Luc Aben s’inquiète des nouveaux foyers de coronavirus aux États-Unis

Luc Aben s’inquiète des nouveaux foyers de coronavirus aux États-Unis

Blog
23 juin 2020
Les résurgences du virus pèsent sur le sentiment des consommateurs et entravent une reprise rapide de l'économie.

Mais encore :

  • Inquiétudes au sujet de nouveaux foyers de coronavirus aux États-Unis, en Chine et en Allemagne.
  • On attend un redressement persistant de la confiance des entrepreneurs.
  • Les investisseurs attendent un déclencheur pour maintenir les niveaux boursiers actuels.
     

 

La semaine dernière, les marchés financiers ont retrouvé un peu de calme, après l'inquiétude suscitée par les considérations économiques prudentes de Jerome Powell et les nouveaux foyers d'infection dans certains États américains. Les indices d'actions sont à nouveau proches du récent sommet de début juin.

Pour le court terme, la question essentielle est de savoir si le Texas, la Floride, la Californie et l'Arizona parviendront à maîtriser la résurgence du virus. Le nombre croissant de nouvelles contaminations dans ces États commence aussi à influencer le chiffre global des États-Unis. Et les États concernés représentent tout de même, ensemble, environ 30% de l'économie américaine.

Cette situation menace par ailleurs de peser sur le sentiment des consommateurs et d’entraver une reprise rapide de l’économie. L’État de New York songe par exemple à mettre en quarantaine les voyageurs en provenance de Floride.

Des foyers viraux réapparaissent aussi ailleurs dans le monde (Chine, Allemagne, Australie...). Une action rapide et ciblée devrait permettre d’en limiter l'impact.

Regain de confiance

Ces préoccupations quant au virus sont contrebalancées par des données économiques encourageantes. La semaine dernière, le sentiment parmi les entreprises de construction américaines est apparu supérieur aux attentes. Un secteur non sans importance. Il en va de même pour une série d'indicateurs régionaux de la confiance des entrepreneurs. Les consommateurs américains, pour leur part, ont dépensé beaucoup plus en mai que le mois précédent.
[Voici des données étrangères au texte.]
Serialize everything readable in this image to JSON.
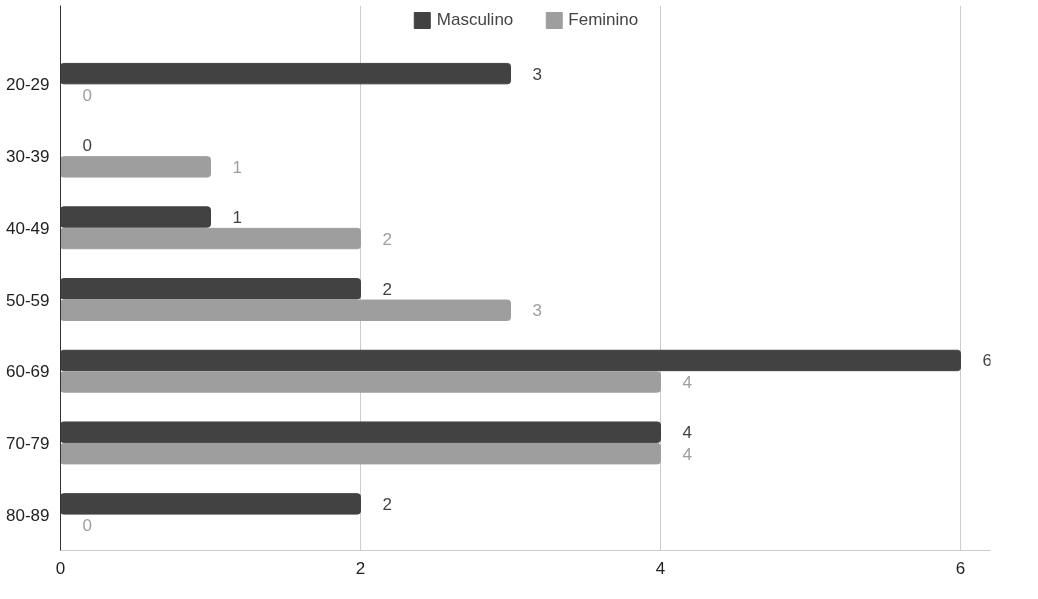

Fin de cette semaine, les nouveaux chiffres sur les dépenses personnelles pourraient confirmer cette évolution.

Mais avant cela, nous recevrons demain les premières estimations pour les Markit PMI (indices des directeurs d'achat). Pour les États-Unis, mais aussi pour la zone euro. La confiance des entrepreneurs va peut-être continuer à se redresser. Aussi bien dans l'industrie que dans le secteur des services, durement touché. Mercredi, l'indicateur IFO allemand devrait présenter un profil similaire. Celui d'une reprise graduelle de l'économie.
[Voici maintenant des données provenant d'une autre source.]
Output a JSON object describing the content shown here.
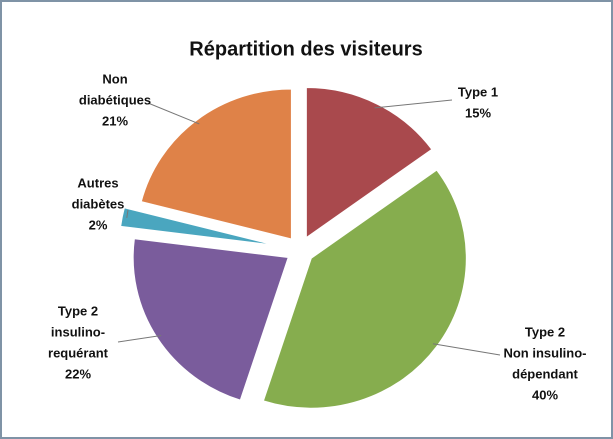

Les consommateurs jouent aussi, bien entendu, un rôle crucial dans cette relance. Nous pensons que l’aplatissement des courbes d'infection et le retour prudent au travail ont un effet positif sur leur état d’esprit. Si bien que la confiance des consommateurs dans la zone euro pourrait encore monter d'un cran cet après-midi. Sans pour autant se rapprocher déjà des ‘anciens’ niveaux. Mais pour les marchés financiers, il est important que les paramètres tels que ceux-ci restent orientés dans le bon sens.

 

Transmission monétaire

Comme on le sait, les gouvernements et les banques centrales ont adopté ces derniers mois des mesures de soutien massives. Notamment dans la zone euro. Ce faisant, la Banque centrale européenne (BCE) a explicitement pour objectif de soutenir l’octroi de crédits aux ménages et aux entreprises. Ce qui est une condition sine qua non pour, d'une part, maintenir à flot l’économie pendant la période de perte de revenus et, d'autre part, apporter du carburant à la reprise qui s’ensuit.
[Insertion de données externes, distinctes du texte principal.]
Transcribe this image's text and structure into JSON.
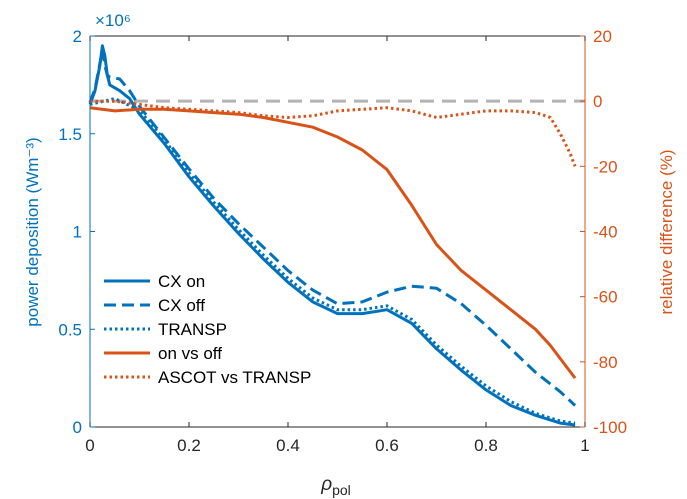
{
  "chart_data": {
    "type": "line",
    "xlabel": "ρ",
    "xlabel_sub": "pol",
    "ylabel_left": "power deposition (Wm⁻³)",
    "ylabel_right": "relative difference (%)",
    "y_left_multiplier": "×10⁶",
    "xlim": [
      0,
      1
    ],
    "ylim_left": [
      0,
      2
    ],
    "ylim_right": [
      -100,
      20
    ],
    "xticks": [
      "0",
      "0.2",
      "0.4",
      "0.6",
      "0.8",
      "1"
    ],
    "yticks_left": [
      "0",
      "0.5",
      "1",
      "1.5",
      "2"
    ],
    "yticks_right": [
      "-100",
      "-80",
      "-60",
      "-40",
      "-20",
      "0",
      "20"
    ],
    "grid": false,
    "legend_position": "bottom-left",
    "colors": {
      "left_axis": "#0072BD",
      "right_axis": "#D95319",
      "zero_line": "#B3B3B3"
    },
    "series": [
      {
        "name": "CX on",
        "axis": "left",
        "style": "solid",
        "color": "#0072BD",
        "x": [
          0.0,
          0.01,
          0.02,
          0.025,
          0.03,
          0.035,
          0.04,
          0.06,
          0.08,
          0.1,
          0.15,
          0.2,
          0.25,
          0.3,
          0.35,
          0.4,
          0.45,
          0.5,
          0.55,
          0.6,
          0.65,
          0.7,
          0.75,
          0.8,
          0.85,
          0.9,
          0.95,
          0.98
        ],
        "y": [
          1.65,
          1.72,
          1.85,
          1.95,
          1.9,
          1.8,
          1.75,
          1.72,
          1.68,
          1.6,
          1.45,
          1.28,
          1.13,
          0.99,
          0.86,
          0.74,
          0.64,
          0.58,
          0.58,
          0.6,
          0.53,
          0.4,
          0.29,
          0.19,
          0.11,
          0.06,
          0.02,
          0.01
        ]
      },
      {
        "name": "CX off",
        "axis": "left",
        "style": "dashed",
        "color": "#0072BD",
        "x": [
          0.0,
          0.01,
          0.02,
          0.025,
          0.03,
          0.035,
          0.04,
          0.06,
          0.08,
          0.1,
          0.15,
          0.2,
          0.25,
          0.3,
          0.35,
          0.4,
          0.45,
          0.5,
          0.55,
          0.6,
          0.65,
          0.7,
          0.75,
          0.8,
          0.85,
          0.9,
          0.95,
          0.98
        ],
        "y": [
          1.66,
          1.73,
          1.86,
          1.93,
          1.85,
          1.8,
          1.79,
          1.78,
          1.72,
          1.64,
          1.48,
          1.32,
          1.17,
          1.04,
          0.92,
          0.8,
          0.7,
          0.63,
          0.64,
          0.69,
          0.72,
          0.71,
          0.63,
          0.52,
          0.4,
          0.28,
          0.18,
          0.11
        ]
      },
      {
        "name": "TRANSP",
        "axis": "left",
        "style": "dotted",
        "color": "#0072BD",
        "x": [
          0.0,
          0.05,
          0.1,
          0.15,
          0.2,
          0.25,
          0.3,
          0.35,
          0.4,
          0.45,
          0.5,
          0.55,
          0.6,
          0.65,
          0.7,
          0.75,
          0.8,
          0.85,
          0.9,
          0.95,
          0.98
        ],
        "y": [
          1.65,
          1.68,
          1.62,
          1.47,
          1.3,
          1.15,
          1.01,
          0.88,
          0.76,
          0.66,
          0.6,
          0.6,
          0.62,
          0.55,
          0.42,
          0.31,
          0.21,
          0.13,
          0.07,
          0.03,
          0.02
        ]
      },
      {
        "name": "on vs off",
        "axis": "right",
        "style": "solid",
        "color": "#D95319",
        "x": [
          0.0,
          0.05,
          0.1,
          0.15,
          0.2,
          0.25,
          0.3,
          0.35,
          0.4,
          0.45,
          0.5,
          0.55,
          0.6,
          0.65,
          0.7,
          0.75,
          0.8,
          0.85,
          0.9,
          0.93,
          0.95,
          0.98
        ],
        "y": [
          -2,
          -3,
          -2.5,
          -2.5,
          -3,
          -3.5,
          -4,
          -5,
          -6.5,
          -8,
          -11,
          -15,
          -21,
          -32,
          -44,
          -52,
          -58,
          -64,
          -70,
          -75,
          -79,
          -85
        ]
      },
      {
        "name": "ASCOT vs TRANSP",
        "axis": "right",
        "style": "dotted",
        "color": "#D95319",
        "x": [
          0.0,
          0.05,
          0.1,
          0.15,
          0.2,
          0.25,
          0.3,
          0.35,
          0.4,
          0.45,
          0.5,
          0.55,
          0.6,
          0.65,
          0.7,
          0.75,
          0.8,
          0.85,
          0.9,
          0.93,
          0.95,
          0.97,
          0.98
        ],
        "y": [
          0,
          0,
          -1,
          -2,
          -2.5,
          -3,
          -3.5,
          -4.5,
          -5,
          -4.5,
          -3,
          -2.5,
          -2,
          -3,
          -5,
          -4,
          -3,
          -3,
          -3.5,
          -5,
          -10,
          -16,
          -20
        ]
      }
    ],
    "reference_line": {
      "axis": "right",
      "y": 0,
      "style": "dashed",
      "color": "#B3B3B3"
    }
  }
}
Quant à savoir si cette ‘transmission monétaire’ s’opère correctement, nous pourrons le déduire des chiffres sur l’octroi de crédits en mai, qui arriveront vendredi. Les garanties de crédit apportées par les gouvernements ont en tout cas un effet positif. Par ailleurs, les banques se délectent abondamment des liquidités fournies à moindres frais par la BCE. Ceci pour 1 300 milliards d’euros la semaine dernière.

 

Mauvais sondages pour Trump

Il reste à voir si ces données économiques seront suffisantes pour stimuler les marchés financiers. Après la vive remontée des actions depuis fin mars, les investisseurs attendent un élément déclencheur pour maintenir les niveaux boursiers actuels ou les pousser encore vers le haut. Des nouvelles positives ou rassurantes sur le front du virus pourraient évidemment constituer un tel déclencheur. Notamment en provenance des États-Unis ou des grands marchés émergents comme l'Inde ou le Brésil.

Mais la politique pourrait aussi offrir un point d'appui. Les négociations commerciales entre les États-Unis et la Chine semblent ainsi battre leur plein en coulisses. Ce qui donne à penser que les deux pays veulent éviter une escalade des tensions.

Pour le Président Trump, en tout cas, une bonne nouvelle serait la bienvenue. Son approche de la crise du coronavirus et des tensions sociales l’a fait chuter dans les sondages.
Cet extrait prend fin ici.